The mood was serious in the moot court auditorium of the S.J. Quinney Law school on the University of Utah campus on Tuesday as a U.S. Mine Safety adminsitrator sought to provide answers to questions raised previously by the governor's blue-ribbon panel on mine safety.
"We have a common goal here as a state agency or as a federal agency; if we're protecting the miners we can do the little things needed to make it safer for miners," said Kevin Stricklin, MSHA's administrator for Coal Mine Safety and Health program, in testimony before the Utah Mine Safety Commission. "We're in a negative industry. We're measured on the amount of fatalities, the number of injuries, the number of violations issued. It's the negative numbers that we're measured by."
Stricklin said despite difficulties inspecting and reviewing accidents like Crandall Canyon, MSHA is dedicated to doing everything possible to monitor and improve overall mine safety.
Stricklin was subbing for his boss, assistant Secretary of Labor and MSHA administrator Richard Stickler, who's long-awaited testimony in front of the commission had to be postponed because of a family death.
Stricklin last appeared before the commission on August 29th barely three weeks after the Crandall Canyon Mine collapse that fatally trapped six miners. Three other men also lost their lives during a subsequent failed rescue effort.
During his testimony, Stricklin said he believes accident investigations would work better if states and federal personnel collaborated in their efforts.
"We would hope that by coordinating our efforts, we would see accidents, injuries, illnesses and fatalities decrease," he said. "The greatest level of safety can be achieved when states and MSHA work toward that common goal."

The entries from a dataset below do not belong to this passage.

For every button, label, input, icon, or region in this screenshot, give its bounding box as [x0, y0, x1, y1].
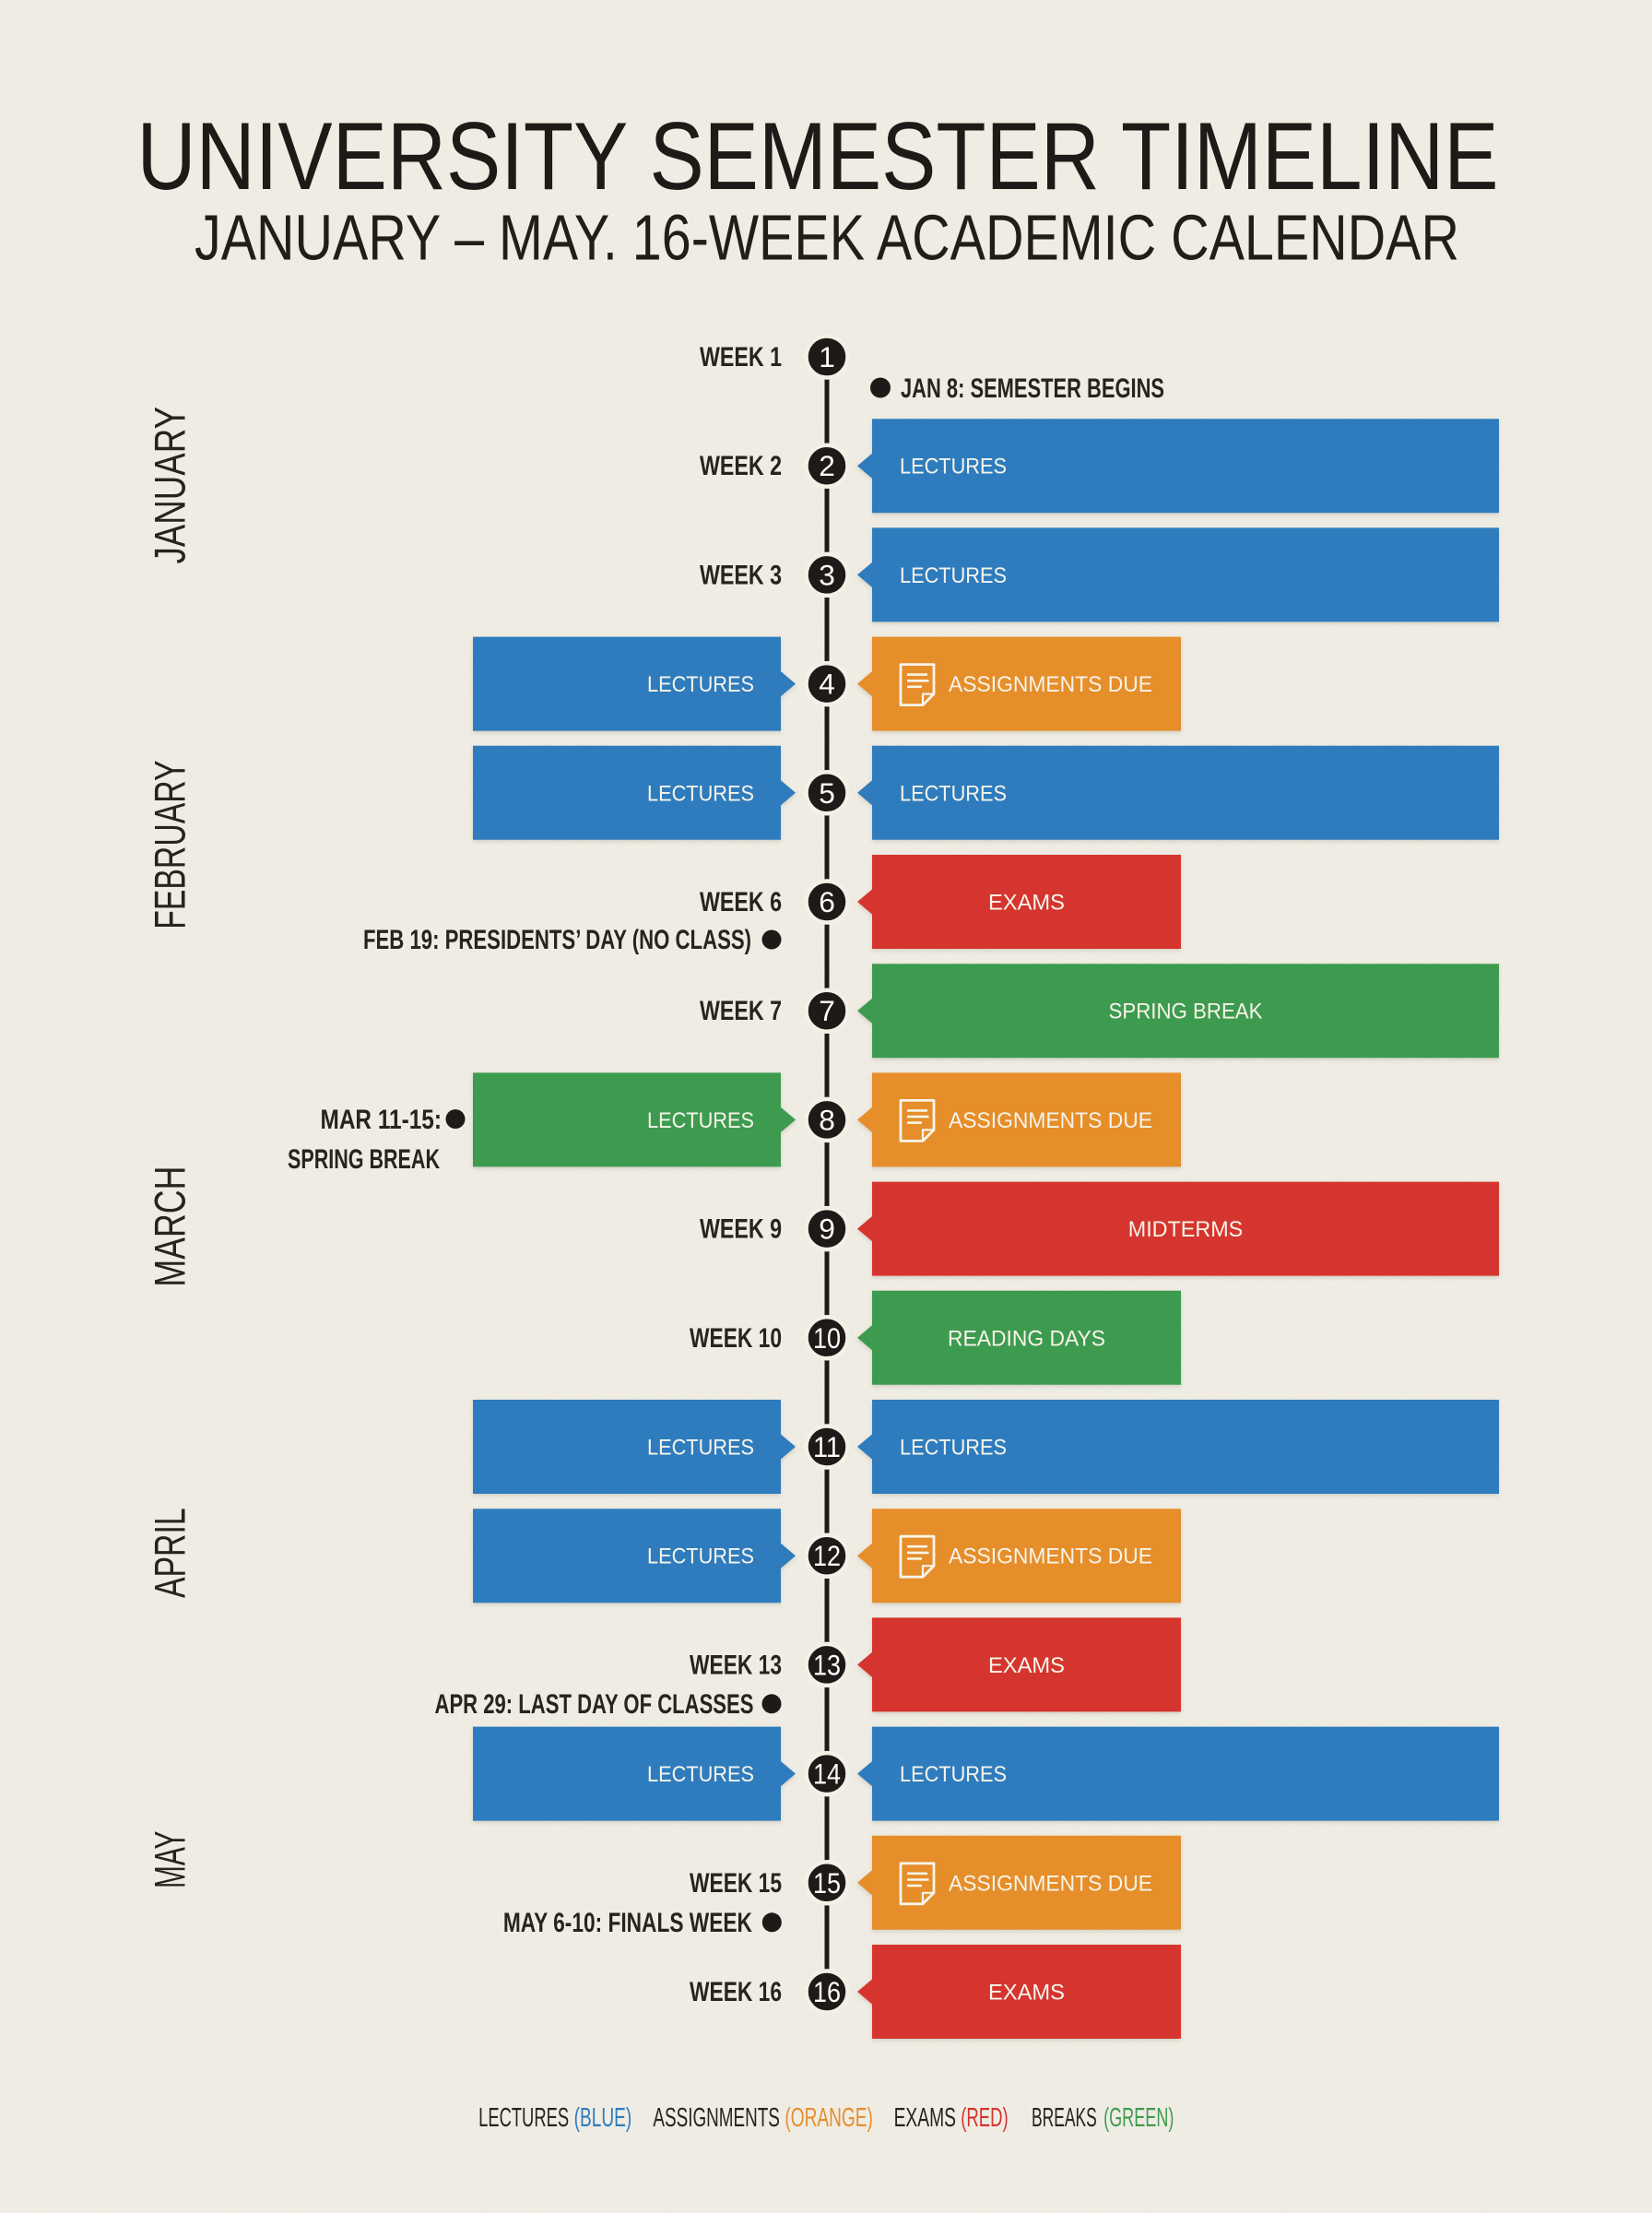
svg-text:BREAKS: BREAKS [1032, 2103, 1097, 2133]
svg-text:14: 14 [813, 1757, 841, 1791]
svg-text:JANUARY – MAY. 16-WEEK ACADEMI: JANUARY – MAY. 16-WEEK ACADEMIC CALENDAR [195, 202, 1459, 274]
svg-text:(BLUE): (BLUE) [574, 2103, 632, 2133]
svg-text:15: 15 [813, 1866, 841, 1899]
svg-text:WEEK 15: WEEK 15 [690, 1868, 782, 1899]
svg-text:LECTURES: LECTURES [647, 672, 754, 697]
svg-text:13: 13 [813, 1648, 841, 1681]
svg-text:LECTURES: LECTURES [478, 2103, 569, 2133]
svg-text:ASSIGNMENTS DUE: ASSIGNMENTS DUE [949, 1871, 1152, 1896]
svg-text:2: 2 [819, 449, 835, 482]
svg-text:LECTURES: LECTURES [647, 781, 754, 806]
svg-text:5: 5 [819, 776, 835, 810]
svg-text:ASSIGNMENTS: ASSIGNMENTS [653, 2103, 780, 2133]
svg-text:WEEK 7: WEEK 7 [700, 996, 782, 1026]
svg-text:WEEK 2: WEEK 2 [700, 451, 782, 481]
svg-text:UNIVERSITY SEMESTER TIMELINE: UNIVERSITY SEMESTER TIMELINE [137, 103, 1499, 210]
svg-text:16: 16 [813, 1975, 841, 2008]
svg-text:9: 9 [819, 1213, 835, 1246]
svg-text:JANUARY: JANUARY [146, 407, 195, 564]
svg-text:EXAMS: EXAMS [988, 1981, 1065, 2006]
svg-text:10: 10 [813, 1321, 841, 1355]
svg-text:3: 3 [819, 558, 835, 591]
svg-text:LECTURES: LECTURES [900, 781, 1007, 806]
svg-text:SPRING BREAK: SPRING BREAK [1109, 1000, 1264, 1024]
svg-text:ASSIGNMENTS DUE: ASSIGNMENTS DUE [949, 672, 1152, 697]
svg-text:MAY 6-10: FINALS WEEK: MAY 6-10: FINALS WEEK [503, 1908, 752, 1938]
svg-text:APRIL: APRIL [146, 1508, 195, 1598]
svg-text:1: 1 [819, 340, 835, 373]
svg-text:7: 7 [819, 994, 835, 1027]
svg-text:MARCH: MARCH [146, 1166, 195, 1287]
svg-text:WEEK 16: WEEK 16 [690, 1977, 782, 2007]
svg-text:(RED): (RED) [961, 2103, 1009, 2133]
svg-text:FEBRUARY: FEBRUARY [146, 760, 195, 929]
svg-text:WEEK 6: WEEK 6 [700, 887, 782, 917]
svg-text:MAR 11-15:: MAR 11-15: [321, 1105, 442, 1135]
svg-text:4: 4 [819, 668, 835, 701]
svg-text:WEEK 1: WEEK 1 [700, 342, 782, 373]
svg-text:ASSIGNMENTS DUE: ASSIGNMENTS DUE [949, 1108, 1152, 1133]
svg-text:LECTURES: LECTURES [900, 455, 1007, 479]
svg-text:(GREEN): (GREEN) [1103, 2103, 1174, 2133]
svg-text:WEEK 10: WEEK 10 [690, 1323, 782, 1354]
svg-text:FEB 19: PRESIDENTS’ DAY (NO CL: FEB 19: PRESIDENTS’ DAY (NO CLASS) [363, 925, 751, 955]
svg-text:LECTURES: LECTURES [900, 1762, 1007, 1787]
svg-text:LECTURES: LECTURES [647, 1544, 754, 1569]
svg-text:WEEK 13: WEEK 13 [690, 1650, 782, 1680]
svg-text:LECTURES: LECTURES [900, 1436, 1007, 1461]
svg-text:MAY: MAY [146, 1831, 195, 1888]
svg-text:READING DAYS: READING DAYS [948, 1326, 1105, 1351]
svg-text:6: 6 [819, 885, 835, 918]
svg-text:LECTURES: LECTURES [900, 563, 1007, 588]
svg-text:(ORANGE): (ORANGE) [785, 2103, 873, 2133]
svg-text:11: 11 [813, 1430, 841, 1463]
svg-text:SPRING BREAK: SPRING BREAK [288, 1144, 440, 1175]
svg-text:12: 12 [813, 1539, 841, 1572]
svg-text:EXAMS: EXAMS [894, 2103, 956, 2133]
svg-text:JAN 8: SEMESTER BEGINS: JAN 8: SEMESTER BEGINS [901, 373, 1164, 404]
svg-text:EXAMS: EXAMS [988, 1653, 1065, 1678]
svg-text:8: 8 [819, 1103, 835, 1136]
svg-text:ASSIGNMENTS DUE: ASSIGNMENTS DUE [949, 1544, 1152, 1569]
svg-text:MIDTERMS: MIDTERMS [1128, 1217, 1244, 1242]
svg-text:LECTURES: LECTURES [647, 1108, 754, 1133]
svg-text:APR 29: LAST DAY OF CLASSES: APR 29: LAST DAY OF CLASSES [435, 1689, 754, 1720]
svg-text:WEEK 3: WEEK 3 [700, 560, 782, 590]
svg-text:LECTURES: LECTURES [647, 1436, 754, 1461]
svg-text:LECTURES: LECTURES [647, 1762, 754, 1787]
svg-text:WEEK 9: WEEK 9 [700, 1214, 782, 1245]
svg-text:EXAMS: EXAMS [988, 891, 1065, 916]
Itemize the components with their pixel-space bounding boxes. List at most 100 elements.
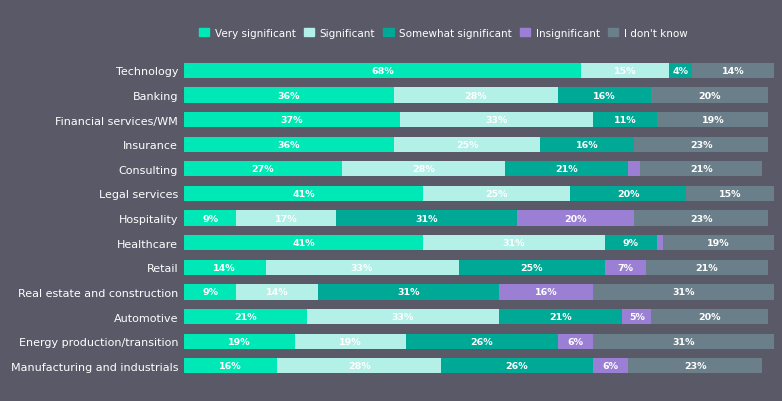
Bar bbox=[184, 162, 342, 177]
Bar bbox=[184, 186, 423, 202]
Text: 6%: 6% bbox=[568, 337, 583, 346]
Bar bbox=[307, 309, 500, 324]
Bar bbox=[184, 113, 400, 128]
Bar bbox=[593, 113, 657, 128]
Bar bbox=[669, 64, 692, 79]
Text: 19%: 19% bbox=[339, 337, 362, 346]
Text: 23%: 23% bbox=[690, 140, 712, 150]
Text: 68%: 68% bbox=[371, 67, 394, 76]
Text: 16%: 16% bbox=[576, 140, 598, 150]
Bar bbox=[651, 88, 769, 103]
Text: 21%: 21% bbox=[696, 263, 719, 272]
Text: 17%: 17% bbox=[274, 214, 297, 223]
Bar bbox=[593, 358, 628, 373]
Bar bbox=[687, 186, 774, 202]
Text: 33%: 33% bbox=[486, 116, 508, 125]
Bar bbox=[266, 260, 458, 275]
Text: 19%: 19% bbox=[708, 239, 730, 247]
Text: 21%: 21% bbox=[690, 165, 712, 174]
Text: 26%: 26% bbox=[471, 337, 493, 346]
Text: 16%: 16% bbox=[535, 288, 558, 297]
Bar bbox=[622, 309, 651, 324]
Text: 20%: 20% bbox=[698, 91, 721, 100]
Bar bbox=[604, 235, 657, 251]
Bar bbox=[423, 235, 604, 251]
Bar bbox=[628, 358, 762, 373]
Legend: Very significant, Significant, Somewhat significant, Insignificant, I don't know: Very significant, Significant, Somewhat … bbox=[195, 24, 691, 43]
Text: 28%: 28% bbox=[465, 91, 487, 100]
Text: 15%: 15% bbox=[719, 190, 741, 198]
Bar bbox=[458, 260, 604, 275]
Bar bbox=[540, 137, 634, 152]
Bar bbox=[318, 285, 500, 300]
Bar bbox=[423, 186, 569, 202]
Text: 19%: 19% bbox=[228, 337, 250, 346]
Text: 33%: 33% bbox=[351, 263, 373, 272]
Text: 28%: 28% bbox=[348, 361, 371, 371]
Text: 15%: 15% bbox=[614, 67, 637, 76]
Bar bbox=[184, 334, 295, 349]
Bar bbox=[441, 358, 593, 373]
Text: 41%: 41% bbox=[292, 190, 315, 198]
Bar bbox=[184, 260, 266, 275]
Bar bbox=[184, 235, 423, 251]
Bar bbox=[394, 88, 558, 103]
Text: 6%: 6% bbox=[602, 361, 619, 371]
Bar bbox=[184, 137, 394, 152]
Bar bbox=[628, 162, 640, 177]
Text: 4%: 4% bbox=[673, 67, 689, 76]
Text: 20%: 20% bbox=[698, 312, 721, 321]
Bar bbox=[342, 162, 505, 177]
Bar bbox=[335, 211, 517, 226]
Bar bbox=[634, 137, 769, 152]
Text: 36%: 36% bbox=[278, 140, 300, 150]
Text: 14%: 14% bbox=[213, 263, 236, 272]
Bar bbox=[593, 334, 774, 349]
Bar bbox=[558, 88, 651, 103]
Bar bbox=[184, 64, 581, 79]
Text: 31%: 31% bbox=[397, 288, 420, 297]
Text: 14%: 14% bbox=[266, 288, 289, 297]
Bar bbox=[657, 235, 663, 251]
Bar bbox=[593, 285, 774, 300]
Bar bbox=[634, 211, 769, 226]
Text: 16%: 16% bbox=[219, 361, 242, 371]
Text: 25%: 25% bbox=[486, 190, 508, 198]
Bar bbox=[505, 162, 628, 177]
Bar bbox=[184, 285, 236, 300]
Text: 36%: 36% bbox=[278, 91, 300, 100]
Bar bbox=[604, 260, 646, 275]
Bar bbox=[394, 137, 540, 152]
Bar bbox=[184, 358, 278, 373]
Text: 20%: 20% bbox=[564, 214, 586, 223]
Text: 31%: 31% bbox=[673, 337, 695, 346]
Text: 41%: 41% bbox=[292, 239, 315, 247]
Text: 14%: 14% bbox=[722, 67, 744, 76]
Text: 25%: 25% bbox=[456, 140, 479, 150]
Text: 23%: 23% bbox=[684, 361, 706, 371]
Bar bbox=[406, 334, 558, 349]
Text: 9%: 9% bbox=[202, 214, 218, 223]
Text: 28%: 28% bbox=[412, 165, 435, 174]
Bar bbox=[184, 211, 236, 226]
Text: 23%: 23% bbox=[690, 214, 712, 223]
Text: 21%: 21% bbox=[555, 165, 578, 174]
Text: 31%: 31% bbox=[673, 288, 695, 297]
Bar bbox=[517, 211, 634, 226]
Bar bbox=[500, 285, 593, 300]
Text: 11%: 11% bbox=[614, 116, 637, 125]
Bar bbox=[500, 309, 622, 324]
Bar bbox=[651, 309, 769, 324]
Bar bbox=[236, 285, 318, 300]
Bar bbox=[692, 64, 774, 79]
Bar bbox=[236, 211, 335, 226]
Bar bbox=[657, 113, 769, 128]
Text: 33%: 33% bbox=[392, 312, 414, 321]
Text: 37%: 37% bbox=[281, 116, 303, 125]
Text: 16%: 16% bbox=[594, 91, 616, 100]
Text: 31%: 31% bbox=[503, 239, 526, 247]
Text: 7%: 7% bbox=[617, 263, 633, 272]
Bar bbox=[400, 113, 593, 128]
Text: 31%: 31% bbox=[415, 214, 438, 223]
Bar bbox=[184, 309, 307, 324]
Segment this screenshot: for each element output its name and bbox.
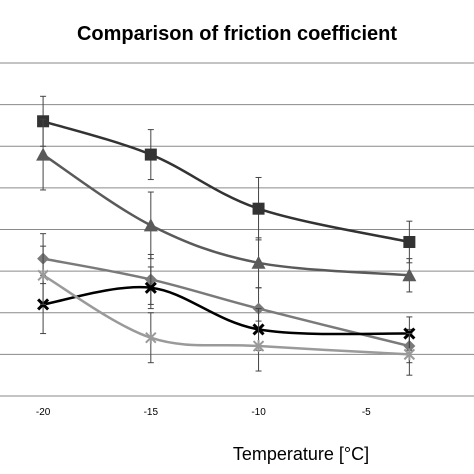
data-point-square [144,148,157,161]
data-point-triangle [251,255,266,269]
x-tick-label: -15 [144,407,159,418]
data-point-square [252,202,265,215]
data-point-star [403,348,416,361]
x-tick-label: -5 [362,407,371,418]
series-layer [36,95,417,376]
chart-title: Comparison of friction coefficient [77,23,397,45]
x-tick-label: -10 [251,407,266,418]
series-line [42,153,410,277]
series-line [42,285,410,336]
data-point-star [145,331,157,344]
series-line [42,257,410,348]
x-tick-label: -20 [36,407,51,418]
series-square [37,95,416,264]
data-point-star [252,340,265,353]
x-tick-labels: -20 -15 -10 -5 [36,407,371,418]
data-point-cross [144,281,157,294]
series-triangle [36,118,417,293]
data-point-square [403,235,416,248]
series-line [42,274,410,356]
x-axis-label: Temperature [°C] [233,444,369,464]
series-star [37,245,416,376]
data-point-triangle [402,268,417,282]
series-line [42,120,410,244]
gridlines [0,62,474,355]
series-diamond [37,233,416,364]
data-point-triangle [143,218,158,232]
data-point-triangle [36,147,51,161]
data-point-star [37,269,49,282]
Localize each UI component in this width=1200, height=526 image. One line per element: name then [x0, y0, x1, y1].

He added that MSHA is willing to work with any state agency or anybody that wants to reach the goal of improved mine safety.
Stricklin's remarks regarding cooperation were in direct response to concerns raised by the Utah panel that MSHA has been unwilling to share information on their current probe into the Crandall Canyon Mine disaster.During a question and answer period, both former U.S. Sen. Jake Garn and state senator Mike Dmitrich (D-Price) implored Stricklin and his agency to make a greater effort to share information during accident investigations like Crandall Canyon. Garn, also offered to contact congressional leaders in Washington, D.C. if MSHA ran into roadblocks due to federal bureaucracy as the agency worked to address issues related to improving mine safety in Utah.